What degree Maclaurin polynomial of $e^x$ must be taken to guarantee an estimate of $e$ to within $1*10^{-6}$ What degree Maclaurin polynomial of $e^x$ must be taken to guarantee an estimate of $e$ to within $1*10^{-6}$. The Maclaurin polynomial is:
$f(x)=1+x+\frac{x^2}{2!}+\frac{x^3}{3!}...$
So
$f(x)=\Sigma^n_0\frac{1}{k!}$
At this part I applied the error term
$f(x)=\Sigma^n_{k=0}\frac{1}{k!}+1*10^{-6}$
$e-1*10^{-6}=\Sigma^n_{k=0}\frac{1}{k!}$
Solving it I got $n=9$. Howerver that is not the right anwser. In the mark scheme $n=17$. I tried to prove that I am right substituting the values in the error theorem formula.
$R_n$$=\frac{f^{n+1}(c)*x^{n+1}}{(n+1)!}$
$R_9$$=\frac{e}{(10)!}$
$R_9=7.49*10^{-7}$
For $R_{17}$
$R_{17}=7.642*10^{-15}$
However I got that the value of $n$ that most approches $1*10^{-6}$ is $n=8$. Can someone say which anwser is right or solve it? Thanks
 A: The least $n$ such that
$$
    \left|\sum_{k=0}^n \frac1{k!} - e\right| < \frac1{10^6}
$$
is in fact $n=9$.
This can be determined by using the Lagrange formula for the remainder:
$$
   R_k(x) = f^{(k+1)}(\xi) \frac{(x-a)^{k+1}}{(k+1)!}
$$
for some $\xi$ between $a$ and $x$: in this case, $R_9(1) = \frac{e^{\xi}}{10!}$ for some $\xi \in [0,1]$, so in particular $R_9(1) \le \frac{e}{10!} \approx 7.49 \times 10^{-7}$ (choosing $\xi=1$, the value giving the largest error term). On the other hand, $R_8(1) \ge \frac1{9!} \approx 2.75 \times 10^{-6}$ (choosing $\xi=0$, the value giving the smallest error term), which is not good enough.

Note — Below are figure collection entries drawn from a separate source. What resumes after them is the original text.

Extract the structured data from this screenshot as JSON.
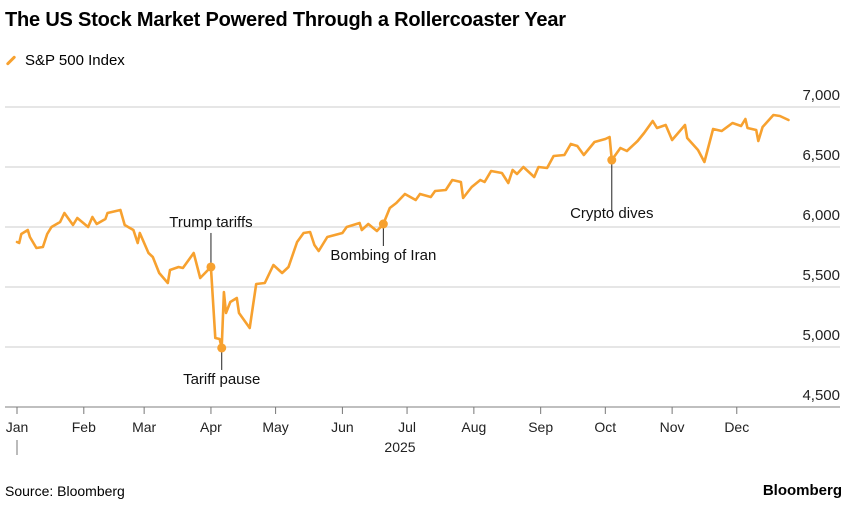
{
  "title": "The US Stock Market Powered Through a Rollercoaster Year",
  "source": "Source: Bloomberg",
  "brand": "Bloomberg",
  "chart_data": {
    "type": "line",
    "title": "The US Stock Market Powered Through a Rollercoaster Year",
    "xlabel": "2025",
    "ylabel": "",
    "x_unit": "day of year 2025",
    "ylim": [
      4500,
      7000
    ],
    "yticks": [
      7000,
      6500,
      6000,
      5500,
      5000,
      4500
    ],
    "ytick_labels": [
      "7,000",
      "6,500",
      "6,000",
      "5,500",
      "5,000",
      "4,500"
    ],
    "month_labels": [
      "Jan",
      "Feb",
      "Mar",
      "Apr",
      "May",
      "Jun",
      "Jul",
      "Aug",
      "Sep",
      "Oct",
      "Nov",
      "Dec"
    ],
    "month_start_days": [
      0,
      31,
      59,
      90,
      120,
      151,
      181,
      212,
      243,
      273,
      304,
      334
    ],
    "grid": true,
    "legend_placement": "top-left",
    "color": "#f7a12f",
    "series": [
      {
        "name": "S&P 500 Index",
        "points": [
          [
            0,
            5875
          ],
          [
            1,
            5867
          ],
          [
            2,
            5942
          ],
          [
            5,
            5975
          ],
          [
            6,
            5917
          ],
          [
            9,
            5825
          ],
          [
            12,
            5833
          ],
          [
            14,
            5942
          ],
          [
            16,
            6000
          ],
          [
            20,
            6042
          ],
          [
            22,
            6117
          ],
          [
            26,
            6017
          ],
          [
            28,
            6075
          ],
          [
            33,
            6000
          ],
          [
            35,
            6083
          ],
          [
            37,
            6025
          ],
          [
            41,
            6067
          ],
          [
            42,
            6117
          ],
          [
            48,
            6142
          ],
          [
            50,
            6017
          ],
          [
            54,
            5975
          ],
          [
            56,
            5867
          ],
          [
            57,
            5950
          ],
          [
            61,
            5783
          ],
          [
            63,
            5750
          ],
          [
            66,
            5617
          ],
          [
            70,
            5533
          ],
          [
            71,
            5642
          ],
          [
            75,
            5667
          ],
          [
            77,
            5658
          ],
          [
            82,
            5783
          ],
          [
            85,
            5575
          ],
          [
            90,
            5667
          ],
          [
            92,
            5075
          ],
          [
            94,
            5067
          ],
          [
            95,
            4992
          ],
          [
            96,
            5458
          ],
          [
            97,
            5283
          ],
          [
            99,
            5375
          ],
          [
            102,
            5408
          ],
          [
            103,
            5283
          ],
          [
            108,
            5158
          ],
          [
            111,
            5525
          ],
          [
            115,
            5533
          ],
          [
            119,
            5683
          ],
          [
            123,
            5617
          ],
          [
            126,
            5667
          ],
          [
            130,
            5875
          ],
          [
            133,
            5950
          ],
          [
            136,
            5958
          ],
          [
            138,
            5850
          ],
          [
            140,
            5800
          ],
          [
            144,
            5917
          ],
          [
            151,
            5950
          ],
          [
            153,
            6000
          ],
          [
            159,
            6033
          ],
          [
            160,
            5975
          ],
          [
            163,
            6025
          ],
          [
            167,
            5967
          ],
          [
            170,
            6025
          ],
          [
            173,
            6158
          ],
          [
            176,
            6200
          ],
          [
            180,
            6275
          ],
          [
            185,
            6225
          ],
          [
            187,
            6275
          ],
          [
            192,
            6250
          ],
          [
            194,
            6300
          ],
          [
            199,
            6308
          ],
          [
            202,
            6392
          ],
          [
            206,
            6375
          ],
          [
            207,
            6242
          ],
          [
            211,
            6333
          ],
          [
            215,
            6392
          ],
          [
            217,
            6375
          ],
          [
            220,
            6467
          ],
          [
            225,
            6450
          ],
          [
            228,
            6367
          ],
          [
            230,
            6475
          ],
          [
            232,
            6442
          ],
          [
            235,
            6500
          ],
          [
            240,
            6417
          ],
          [
            242,
            6500
          ],
          [
            246,
            6492
          ],
          [
            249,
            6592
          ],
          [
            254,
            6600
          ],
          [
            257,
            6692
          ],
          [
            260,
            6675
          ],
          [
            263,
            6600
          ],
          [
            268,
            6708
          ],
          [
            273,
            6733
          ],
          [
            275,
            6750
          ],
          [
            276,
            6558
          ],
          [
            280,
            6658
          ],
          [
            283,
            6633
          ],
          [
            288,
            6717
          ],
          [
            291,
            6783
          ],
          [
            295,
            6883
          ],
          [
            297,
            6825
          ],
          [
            301,
            6850
          ],
          [
            304,
            6725
          ],
          [
            310,
            6850
          ],
          [
            311,
            6742
          ],
          [
            316,
            6642
          ],
          [
            319,
            6542
          ],
          [
            323,
            6817
          ],
          [
            327,
            6800
          ],
          [
            332,
            6867
          ],
          [
            336,
            6842
          ],
          [
            338,
            6900
          ],
          [
            339,
            6825
          ],
          [
            343,
            6808
          ],
          [
            344,
            6717
          ],
          [
            346,
            6833
          ],
          [
            351,
            6933
          ],
          [
            354,
            6925
          ],
          [
            358,
            6892
          ]
        ]
      }
    ],
    "annotations": [
      {
        "label": "Trump tariffs",
        "day": 90,
        "value": 5667,
        "position": "above"
      },
      {
        "label": "Tariff pause",
        "day": 95,
        "value": 4992,
        "position": "below"
      },
      {
        "label": "Bombing of Iran",
        "day": 170,
        "value": 6025,
        "position": "below"
      },
      {
        "label": "Crypto dives",
        "day": 276,
        "value": 6558,
        "position": "below"
      }
    ]
  }
}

For this particular function, we could even do better: the error when $n=9$ is 
$$
   \frac1{10!} + \frac1{11!} + \frac1{12!} + \dots = \frac1{10!}\left(1 + \frac1{11} + \frac1{11\cdot 12} + \frac1{11\cdot12 \cdot 13} + \dotsb\right)
$$
and the sum in the parentheses is at least $1$ and at most $1 + \frac1{11} + \frac1{11^2} + \frac1{11^3} + \dots = \frac{11}{10}$. Therefore we have $$\frac{1}{10!} \le R_9(1) \le \frac{11}{10\cdot 10!}$$ 
(placing the error between $2.75 \times 10^{-7}$ and $3.03 \times 10^{-7}$) while, by a similar argument, $$\frac1{9!} \le R_8(1) \le \frac{10}{9\cdot 9!}$$ (placing the error between $2.75 \times 10^{-6}$ and $3.06 \times 10^{-6}$).
Finally, a direct computation shows that $R_9(1) \approx 3.02886\times 10^{-7}$ and another computation shows that $R_8(1) \approx 3.05862 \times 10^{-6}$, so the fancy estimates used above aren't leading us astray.

I guess I should emphasize: in all the approaches above, I'm doing two calculations (an upper bound on $R_9(1)$ and a lower bound on $R_8(1)$) because that's what we need to say that $n=9$ is the least $n$ necessary: we need to show that $n=9$ is enough, and that $n=8$ is not.